生 NVMe(またはブロックデバイス上の O_DIRECT)はキャッシング、割り当て、 IO スケジューリングを所有したいときに意味を持つ:データベース (Postgres O_DIRECT モード、Oracle ASM、ScyllaDB)、サブ 100 μs レイテンシ目標を持つ トレーディングシステム、ストレージ製品(Pure Storage、MinIO)。 勝利:二重キャッシングなし、予測可能なメモリ圧力、QD と IO パターンの完全制御。 コスト:キャッシング、アライメント、回復を再実装する —— そして lsdu、スナップショット、バックアップを諦める。99% のサービスにとって、 ファイルシステム(NVMe 上の XFS または ext4)とページキャッシュは、 1 四半期で再エンジニアできるものより速い。

コードレビューの 5 つの赤旗

  1. dd if=/dev/zero でのベンチマーク。多くの SSD は全ゼロデータを検出し、書く前に圧縮または重複排除する —— あなたの「6 GB/s」の数字は圧縮器を測り、NAND ではない。fio--rw=randwrite --refill_buffers または/dev/urandom 由来のデータで使う。
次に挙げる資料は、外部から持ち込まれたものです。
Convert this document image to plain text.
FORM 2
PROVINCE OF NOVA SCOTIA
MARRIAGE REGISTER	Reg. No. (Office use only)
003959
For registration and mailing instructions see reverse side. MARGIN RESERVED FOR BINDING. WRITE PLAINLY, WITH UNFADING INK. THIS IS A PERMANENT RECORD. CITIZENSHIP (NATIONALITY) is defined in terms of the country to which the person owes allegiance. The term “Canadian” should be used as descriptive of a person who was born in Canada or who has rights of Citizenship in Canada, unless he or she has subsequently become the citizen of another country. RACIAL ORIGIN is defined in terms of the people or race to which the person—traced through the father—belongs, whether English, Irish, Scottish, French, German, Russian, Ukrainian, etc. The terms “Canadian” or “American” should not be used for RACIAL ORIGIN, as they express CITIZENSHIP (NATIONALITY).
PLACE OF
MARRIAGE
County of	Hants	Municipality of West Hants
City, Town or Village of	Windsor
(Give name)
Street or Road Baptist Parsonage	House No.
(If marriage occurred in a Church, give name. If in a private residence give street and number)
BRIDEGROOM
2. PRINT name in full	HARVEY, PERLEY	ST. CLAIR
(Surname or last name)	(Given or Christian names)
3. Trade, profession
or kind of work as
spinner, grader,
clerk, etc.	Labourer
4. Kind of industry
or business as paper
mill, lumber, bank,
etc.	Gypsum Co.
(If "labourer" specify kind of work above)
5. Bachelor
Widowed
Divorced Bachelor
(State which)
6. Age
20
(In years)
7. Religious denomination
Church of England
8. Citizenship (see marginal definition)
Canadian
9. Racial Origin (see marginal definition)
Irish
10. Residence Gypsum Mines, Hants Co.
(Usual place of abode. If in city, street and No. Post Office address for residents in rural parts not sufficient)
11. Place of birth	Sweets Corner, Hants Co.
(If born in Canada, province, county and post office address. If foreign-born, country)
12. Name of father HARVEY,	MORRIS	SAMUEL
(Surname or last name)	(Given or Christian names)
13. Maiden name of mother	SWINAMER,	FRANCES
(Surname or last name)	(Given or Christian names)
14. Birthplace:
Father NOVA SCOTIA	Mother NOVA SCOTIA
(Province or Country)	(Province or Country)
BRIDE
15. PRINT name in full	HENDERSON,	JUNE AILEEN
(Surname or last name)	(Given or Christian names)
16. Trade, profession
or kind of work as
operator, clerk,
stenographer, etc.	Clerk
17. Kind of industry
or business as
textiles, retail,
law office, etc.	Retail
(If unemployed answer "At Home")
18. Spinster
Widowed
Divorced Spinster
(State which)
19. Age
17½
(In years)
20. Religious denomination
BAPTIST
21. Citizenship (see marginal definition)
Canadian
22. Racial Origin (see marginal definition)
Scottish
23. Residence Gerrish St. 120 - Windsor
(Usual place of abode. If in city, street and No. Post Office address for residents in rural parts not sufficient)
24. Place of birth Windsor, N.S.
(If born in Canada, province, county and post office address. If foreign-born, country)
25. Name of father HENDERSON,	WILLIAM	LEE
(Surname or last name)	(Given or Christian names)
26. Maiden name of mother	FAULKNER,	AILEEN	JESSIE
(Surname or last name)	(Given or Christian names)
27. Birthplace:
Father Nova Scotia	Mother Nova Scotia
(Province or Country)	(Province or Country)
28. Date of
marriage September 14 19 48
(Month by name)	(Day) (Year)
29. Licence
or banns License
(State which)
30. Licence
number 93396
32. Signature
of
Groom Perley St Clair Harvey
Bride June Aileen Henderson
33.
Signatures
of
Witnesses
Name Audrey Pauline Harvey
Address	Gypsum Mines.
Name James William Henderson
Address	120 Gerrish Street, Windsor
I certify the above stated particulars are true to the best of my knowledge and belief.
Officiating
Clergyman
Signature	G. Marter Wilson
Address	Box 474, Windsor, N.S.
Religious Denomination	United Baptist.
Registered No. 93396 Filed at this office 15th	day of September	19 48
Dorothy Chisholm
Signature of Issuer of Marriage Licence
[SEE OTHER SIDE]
  2. fio --iodepth=1 数字からの容量計画。100 万 IOPS デバイスでの 30K-IOPS QD-1 測定は syscall オーバーヘッドについて伝え、 ドライブについてではない。プロダクショントラフィックは多くの並行クライアントから 自然なキュー深度を持つ —— あなたのベンチマークも同じが必要。
  3. ≥10 TB ドライブの JBOD で RAID 5。再構築時間、URE 数学、生き残りへの負荷がすべて結託して、 「再構築中の 2 故障」を可能な結果にする。その容量ティアでは RAID 6 または RAIDZ2 が最低。
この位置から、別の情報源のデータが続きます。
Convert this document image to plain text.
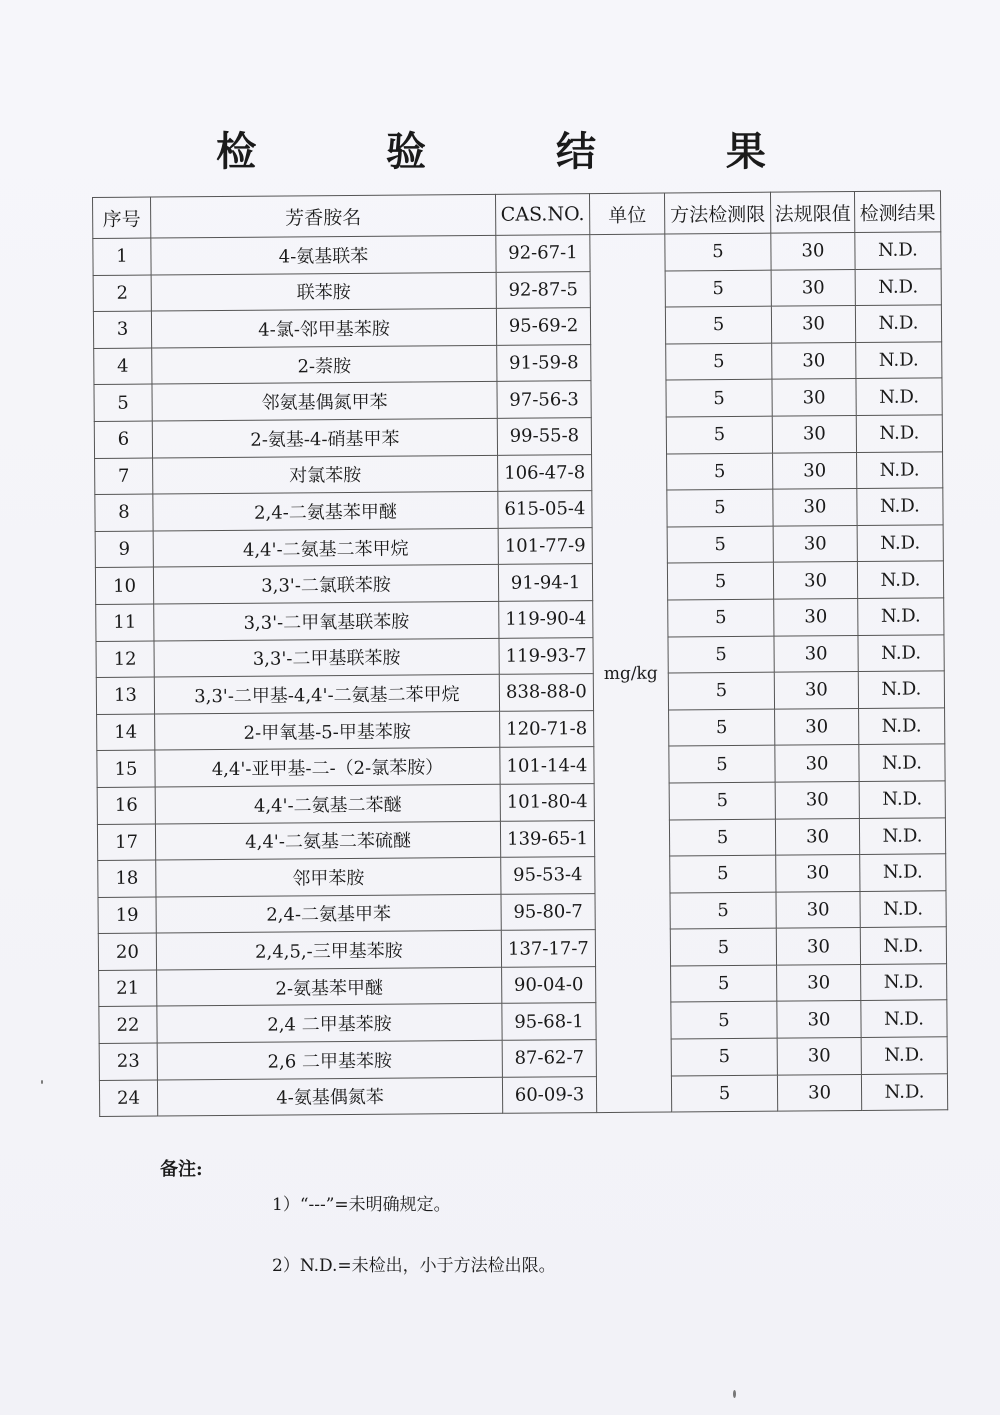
检 验 结 果
序号	芳香胺名	CAS.NO.	单位	方法检测限	法规限值	检测结果
1	4-氨基联苯	92-67-1	mg/kg	5	30	N.D.
2	联苯胺	92-87-5		5	30	N.D.
3	4-氯-邻甲基苯胺	95-69-2		5	30	N.D.
4	2-萘胺	91-59-8		5	30	N.D.
5	邻氨基偶氮甲苯	97-56-3		5	30	N.D.
6	2-氨基-4-硝基甲苯	99-55-8		5	30	N.D.
7	对氯苯胺	106-47-8		5	30	N.D.
8	2,4-二氨基苯甲醚	615-05-4		5	30	N.D.
9	4,4'-二氨基二苯甲烷	101-77-9		5	30	N.D.
10	3,3'-二氯联苯胺	91-94-1		5	30	N.D.
11	3,3'-二甲氧基联苯胺	119-90-4		5	30	N.D.
12	3,3'-二甲基联苯胺	119-93-7		5	30	N.D.
13	3,3'-二甲基-4,4'-二氨基二苯甲烷	838-88-0		5	30	N.D.
14	2-甲氧基-5-甲基苯胺	120-71-8		5	30	N.D.
15	4,4'-亚甲基-二-（2-氯苯胺）	101-14-4		5	30	N.D.
16	4,4'-二氨基二苯醚	101-80-4		5	30	N.D.
17	4,4'-二氨基二苯硫醚	139-65-1		5	30	N.D.
18	邻甲苯胺	95-53-4		5	30	N.D.
19	2,4-二氨基甲苯	95-80-7		5	30	N.D.
20	2,4,5,-三甲基苯胺	137-17-7		5	30	N.D.
21	2-氨基苯甲醚	90-04-0		5	30	N.D.
22	2,4 二甲基苯胺	95-68-1		5	30	N.D.
23	2,6 二甲基苯胺	87-62-7		5	30	N.D.
24	4-氨基偶氮苯	60-09-3		5	30	N.D.
备注:
1）“---”=未明确规定。
2）N.D.=未检出，小于方法检出限。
  4. 「SSD を使っているから」とコミット時に fsync をスキップ。ストレージメディアは耐久性を決定したことがない —— それは揮発性 DRAM キャッシュ (ページキャッシュ、SSD コントローラキャッシュ)と永続 NAND の間の電源喪失境界について。 fsync なしには、ディスクが回転錆だろうと PCIe 5.0 NVMe だろうと、 クラッシュは最後 5-30 秒の書き込みを失う。
  5. QD やワークロードミックスなしでスペックシート IOPS から SSD を比較。両方とも「100 万 IOPS」を主張する 2 つのドライブが、読み / 書き比率、ブロックサイズ、 キュー深度、満杯レベル、TRIM が配線されているかどうかに依存して、 実際のワークロードで 10× 異なる可能性がある。 常にプロダクションに似たワークロードでベンチマークする。